Opinion: Daily Journal

It’s A Puzzlement — Or Fraud

RALEIGH – I’m not a black-helicopter guy. Really, I’m not. I don’t believe government is constantly engaged in conspiracies to shrinking our individual liberties and sell out the public interest, primarily because I don’t think most government officials are up to running a successful conspiracy.

Sometimes I get tempted to indulge my suspicious side, as is the case with the otherwise-puzzling burst of invective from many on the Left of the political spectrum whenever it is suggested that American voters should carry photo IDs with them to the polls. The most recent suggestion came from a famously racist, Republican hack by the name of Jimmy Carter. The former president co-chaired a panel with Republican James Baker that endorsed a list of election reforms, mostly praiseworthy or at least harmless, of which the photo-ID requirement was a notable element.

The Carter-Baker plan would, among other things, have governments provide such IDs free of charge to low-income voters who do not drive and thus don’t already have driver’s licenses. This was still not enough of a palliative for critics of the proposal who, reflexively, argued that it was a Republican plot to disenfranchise Democratic voters.

Try as I might, I cannot think of a reasonable defense of North Carolina’s current policy not to ask prospective voters at the polls to provide proper identification. If exercising the franchise is as important as we all say it is, why is it not as important as all of the routine personal and commercial transactions for which an official ID is required?

It makes me suspect that there is at least some voter fraud going on, that the benefiting politicians and activists know it is going on and think it justified in some way, and that photo IDs would actually put a stop to it. If voter fraud is no big deal, a myth propagated by unpopular Republican candidates who just won’t accept their political fate, then why not be willing to take reasonable steps to guarantee that? Indeed, it seems to me that having a voter system based on photo IDs might help clean up some of the confusion at the polling place that obstructs legitimate, disadvantaged voters from casting ballots.
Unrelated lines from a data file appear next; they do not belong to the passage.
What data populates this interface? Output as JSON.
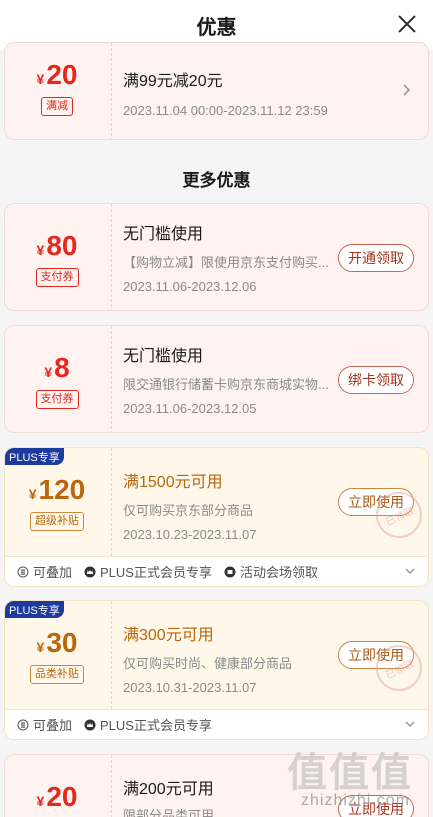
{
  "header": {
    "title": "优惠"
  },
  "top_coupon": {
    "currency": "¥",
    "amount": "20",
    "tag": "满减",
    "title": "满99元减20元",
    "date": "2023.11.04 00:00-2023.11.12 23:59"
  },
  "more_title": "更多优惠",
  "coupons": [
    {
      "currency": "¥",
      "amount": "80",
      "tag": "支付券",
      "title": "无门槛使用",
      "desc": "【购物立减】限使用京东支付购买...",
      "date": "2023.11.06-2023.12.06",
      "action": "开通领取"
    },
    {
      "currency": "¥",
      "amount": "8",
      "tag": "支付券",
      "title": "无门槛使用",
      "desc": "限交通银行储蓄卡购京东商城实物...",
      "date": "2023.11.06-2023.12.05",
      "action": "绑卡领取"
    },
    {
      "badge": "PLUS专享",
      "currency": "¥",
      "amount": "120",
      "tag": "超级补贴",
      "title": "满1500元可用",
      "desc": "仅可购买京东部分商品",
      "date": "2023.10.23-2023.11.07",
      "action": "立即使用",
      "stamp": "已领取",
      "features": [
        "可叠加",
        "PLUS正式会员专享",
        "活动会场领取"
      ]
    },
    {
      "badge": "PLUS专享",
      "currency": "¥",
      "amount": "30",
      "tag": "品类补贴",
      "title": "满300元可用",
      "desc": "仅可购买时尚、健康部分商品",
      "date": "2023.10.31-2023.11.07",
      "action": "立即使用",
      "stamp": "已领取",
      "features": [
        "可叠加",
        "PLUS正式会员专享"
      ]
    },
    {
      "currency": "¥",
      "amount": "20",
      "title": "满200元可用",
      "desc": "限部分品类可用",
      "action": "立即使用"
    }
  ],
  "watermark": {
    "big": "值值值",
    "small": "zhizhizhi.com"
  },
  "colors": {
    "red": "#e6271e",
    "gold": "#b9660c",
    "plus_badge": "#1d3b9c"
  },
  "icons": {
    "close": "close-icon",
    "chevron": "chevron-right-icon",
    "expand": "chevron-down-icon"
  }
}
I don’t favor excluding these voters from exercising their rights, regardless of whether their votes will tend to cancel out my own. In fact, I have previously argued against Republican attempts to exclude provisional ballots cast by voters outside their precincts, because it would be unfair to penalize these voters for following the provisional-ballot rules that had been established and published ahead of time – even if the rules were unwise.

Please, please, someone reassure me that we don’t have a group of very loud people trying to defend voter fraud.

Hood is president of the John Locke Foundation.